7: The Biological Entity

Figure 7.1
prototypical biological entity

Now that we have our earth, a sun, and some free space to put them all in, we need to establish a “typical” population of “typical” biological entities.

Our prototypical biological entity, shown in Figure 7.1, is a simple biological cell. It has the minimum DNA and other components it needs to survive, and to reproduce itself. It can engage in basic photosynthesis and other such metabolic and respiratory processes.

The entry orifice

Our cell or biological entity has an entry orifice. When it needs material resources it can open this entry orifice. It then draws everything it needs into itself from the surroundings. Those resources attach themselves by forming single chemical bonds. Whenever the entry orifice is open, it means the amount of materials entering is greater than that leaving.

Once our cell or biological entity has absorbed all the resources it needs, it can close its entry orifice. We can call this Stage I.

The entry aperture

But our cell also of course needs energy. So it has a separate entry aperture. It uses this to absorb all the radiant energy it might need.

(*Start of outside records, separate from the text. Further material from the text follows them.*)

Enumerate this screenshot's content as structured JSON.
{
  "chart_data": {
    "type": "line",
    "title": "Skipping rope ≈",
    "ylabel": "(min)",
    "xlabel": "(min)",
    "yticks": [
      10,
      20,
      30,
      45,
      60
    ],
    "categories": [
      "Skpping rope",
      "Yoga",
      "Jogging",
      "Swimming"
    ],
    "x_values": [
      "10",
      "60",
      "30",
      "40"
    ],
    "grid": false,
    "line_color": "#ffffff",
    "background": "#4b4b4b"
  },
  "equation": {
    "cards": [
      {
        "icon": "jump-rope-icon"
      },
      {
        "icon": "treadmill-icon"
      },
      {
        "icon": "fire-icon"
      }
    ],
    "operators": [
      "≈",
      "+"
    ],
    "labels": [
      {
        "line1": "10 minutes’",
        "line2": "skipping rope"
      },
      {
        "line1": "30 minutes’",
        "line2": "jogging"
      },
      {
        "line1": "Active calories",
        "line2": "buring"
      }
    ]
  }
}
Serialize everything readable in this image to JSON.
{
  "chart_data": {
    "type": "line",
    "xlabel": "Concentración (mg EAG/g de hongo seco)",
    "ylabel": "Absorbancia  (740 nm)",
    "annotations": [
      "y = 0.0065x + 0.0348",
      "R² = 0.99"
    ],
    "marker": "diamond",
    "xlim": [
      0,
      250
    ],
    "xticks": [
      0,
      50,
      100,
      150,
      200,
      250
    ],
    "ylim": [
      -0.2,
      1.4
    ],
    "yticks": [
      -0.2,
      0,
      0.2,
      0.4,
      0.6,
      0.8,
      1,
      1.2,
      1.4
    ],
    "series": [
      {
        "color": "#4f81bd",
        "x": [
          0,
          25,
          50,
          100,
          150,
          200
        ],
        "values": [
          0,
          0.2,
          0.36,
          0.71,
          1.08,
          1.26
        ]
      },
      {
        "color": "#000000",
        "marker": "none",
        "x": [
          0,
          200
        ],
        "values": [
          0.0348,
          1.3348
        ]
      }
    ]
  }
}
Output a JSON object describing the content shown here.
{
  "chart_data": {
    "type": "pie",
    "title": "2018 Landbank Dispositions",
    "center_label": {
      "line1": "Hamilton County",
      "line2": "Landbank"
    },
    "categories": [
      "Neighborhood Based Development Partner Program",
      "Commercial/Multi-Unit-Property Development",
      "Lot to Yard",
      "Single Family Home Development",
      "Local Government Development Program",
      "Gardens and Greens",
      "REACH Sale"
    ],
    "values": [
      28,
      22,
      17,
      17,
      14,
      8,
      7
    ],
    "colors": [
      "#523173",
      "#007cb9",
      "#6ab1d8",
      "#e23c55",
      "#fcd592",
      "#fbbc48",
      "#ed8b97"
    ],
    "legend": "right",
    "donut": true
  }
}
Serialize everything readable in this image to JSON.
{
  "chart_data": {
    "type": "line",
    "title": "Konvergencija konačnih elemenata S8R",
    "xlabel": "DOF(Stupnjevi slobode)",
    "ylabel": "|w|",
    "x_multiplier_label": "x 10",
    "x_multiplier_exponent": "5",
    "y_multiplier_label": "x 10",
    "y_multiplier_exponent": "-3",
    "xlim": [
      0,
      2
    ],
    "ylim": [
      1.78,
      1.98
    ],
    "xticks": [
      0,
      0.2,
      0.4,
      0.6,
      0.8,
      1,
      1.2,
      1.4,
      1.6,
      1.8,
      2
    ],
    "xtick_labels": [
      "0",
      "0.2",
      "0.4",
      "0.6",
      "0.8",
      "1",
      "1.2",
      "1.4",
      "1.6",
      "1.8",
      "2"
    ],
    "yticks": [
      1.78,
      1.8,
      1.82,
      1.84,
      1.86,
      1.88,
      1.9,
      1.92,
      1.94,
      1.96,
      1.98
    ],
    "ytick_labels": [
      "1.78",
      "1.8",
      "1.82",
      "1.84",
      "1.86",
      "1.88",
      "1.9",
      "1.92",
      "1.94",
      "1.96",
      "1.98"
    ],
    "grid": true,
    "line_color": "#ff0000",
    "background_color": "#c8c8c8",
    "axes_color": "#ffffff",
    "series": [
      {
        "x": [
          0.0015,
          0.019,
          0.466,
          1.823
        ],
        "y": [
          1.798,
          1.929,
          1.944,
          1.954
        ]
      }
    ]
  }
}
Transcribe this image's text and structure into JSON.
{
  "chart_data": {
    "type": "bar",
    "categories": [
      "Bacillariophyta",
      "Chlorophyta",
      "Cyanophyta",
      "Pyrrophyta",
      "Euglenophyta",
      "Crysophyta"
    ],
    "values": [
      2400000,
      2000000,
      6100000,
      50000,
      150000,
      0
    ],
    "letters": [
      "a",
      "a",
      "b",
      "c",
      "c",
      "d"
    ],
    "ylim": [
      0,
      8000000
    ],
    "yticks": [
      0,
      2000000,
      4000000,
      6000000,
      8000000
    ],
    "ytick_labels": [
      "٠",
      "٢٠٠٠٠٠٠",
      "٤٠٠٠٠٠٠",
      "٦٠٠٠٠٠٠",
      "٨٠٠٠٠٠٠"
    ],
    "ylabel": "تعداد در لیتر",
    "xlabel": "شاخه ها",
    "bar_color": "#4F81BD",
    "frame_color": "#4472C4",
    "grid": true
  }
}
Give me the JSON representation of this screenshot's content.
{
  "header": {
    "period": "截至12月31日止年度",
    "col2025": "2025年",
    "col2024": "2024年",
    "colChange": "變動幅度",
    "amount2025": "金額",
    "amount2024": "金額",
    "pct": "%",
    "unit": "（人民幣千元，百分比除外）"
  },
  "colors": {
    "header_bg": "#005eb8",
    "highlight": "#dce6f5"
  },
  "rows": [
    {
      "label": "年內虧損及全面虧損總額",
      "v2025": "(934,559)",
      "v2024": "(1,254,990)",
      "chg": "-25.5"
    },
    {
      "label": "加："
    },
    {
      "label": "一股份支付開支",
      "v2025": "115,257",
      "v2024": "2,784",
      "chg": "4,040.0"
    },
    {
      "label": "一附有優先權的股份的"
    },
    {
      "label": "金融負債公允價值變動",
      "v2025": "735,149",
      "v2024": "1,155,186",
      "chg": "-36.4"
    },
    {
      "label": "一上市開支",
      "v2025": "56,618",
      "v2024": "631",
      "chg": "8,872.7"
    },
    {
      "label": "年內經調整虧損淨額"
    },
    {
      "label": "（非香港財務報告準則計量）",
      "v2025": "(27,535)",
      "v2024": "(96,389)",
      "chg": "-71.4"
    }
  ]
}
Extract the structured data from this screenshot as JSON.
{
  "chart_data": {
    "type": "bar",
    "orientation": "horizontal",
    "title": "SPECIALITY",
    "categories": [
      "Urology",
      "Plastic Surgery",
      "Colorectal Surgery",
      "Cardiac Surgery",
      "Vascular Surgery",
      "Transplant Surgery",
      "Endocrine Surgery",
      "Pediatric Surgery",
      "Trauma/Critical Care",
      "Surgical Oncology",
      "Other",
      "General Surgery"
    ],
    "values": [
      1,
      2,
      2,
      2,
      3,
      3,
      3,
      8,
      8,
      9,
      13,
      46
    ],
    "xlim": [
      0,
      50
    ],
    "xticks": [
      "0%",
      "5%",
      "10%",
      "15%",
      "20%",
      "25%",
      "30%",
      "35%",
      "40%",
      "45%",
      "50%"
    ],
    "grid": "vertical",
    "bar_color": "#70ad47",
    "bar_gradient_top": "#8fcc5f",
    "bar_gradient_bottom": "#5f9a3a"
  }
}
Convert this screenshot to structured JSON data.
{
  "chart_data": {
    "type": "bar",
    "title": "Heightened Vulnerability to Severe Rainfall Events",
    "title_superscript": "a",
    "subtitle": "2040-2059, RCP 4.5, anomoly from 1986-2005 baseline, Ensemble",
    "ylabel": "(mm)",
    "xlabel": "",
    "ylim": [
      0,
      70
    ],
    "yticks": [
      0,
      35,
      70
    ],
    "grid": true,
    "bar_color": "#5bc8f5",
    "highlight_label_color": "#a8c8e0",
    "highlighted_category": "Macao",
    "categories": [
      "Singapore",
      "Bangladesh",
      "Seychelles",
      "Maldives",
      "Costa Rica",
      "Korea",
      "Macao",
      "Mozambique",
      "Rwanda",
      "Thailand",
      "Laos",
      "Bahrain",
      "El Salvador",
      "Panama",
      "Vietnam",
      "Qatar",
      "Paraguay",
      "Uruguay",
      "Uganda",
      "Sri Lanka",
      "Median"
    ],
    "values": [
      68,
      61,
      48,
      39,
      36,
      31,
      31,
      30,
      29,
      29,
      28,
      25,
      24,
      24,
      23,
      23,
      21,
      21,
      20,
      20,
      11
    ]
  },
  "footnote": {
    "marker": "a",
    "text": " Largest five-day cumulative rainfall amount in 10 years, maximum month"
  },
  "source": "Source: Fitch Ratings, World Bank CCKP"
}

As with the entry orifice, when the entry aperture is open then the amount of energy entering is greater than that departing. We can call this Stage II. And, in the same way, once our cell or biological entity has absorbed all the energy it requires, it can close its entry aperture.

When our entity closes its entry orifice and entry aperture, it can engage in its sundry metabolic, physiological—and also reproductive—processes. It can open or close either one or both at any time necessary, and for as long as necessary.

The exit orifice

We also give our prototypical biological entity a separate exit orifice. When it has undertaken all its desired processes, it can open that exit orifice and disgorge any wastes. They are then absorbed back into the environment. When the exit orifice is open, the amount of materials leaving is greater than that entering. We can call this Stage III.

The exit aperture

And in similar fashion, it also has an exit aperture through which it can transmit whatever low-grade radiant energy or heat it desires into the surrounding free space. Once again, when the exit aperture is open, then the amount of energy leaving is greater than that entering. We can call this Stage IV.


And we are now done.

Our biological entity now has all the capabilities it needs to insert itself into the Prévost theory of exchanges, maintain a balance, and allow us to prove what is possible and not possible.

Although our prototypical biological entity is free to open and/or close its entry and exit orifices and apertures in any combination it pleases, our little model is easier to develop if we consider them one at a time.

Every population of such entities can now programme its members' DNA to open and close their orifices and apertures for its own distinctive periods of time. Each entity, and population, can thus take on and release its materials and energies, and all in its distinctive amounts, and at pertinent rates.

And now we have our prototypical biological entity and our matching population, we are ready to observe them go through the circulation of the generations, and reproduce.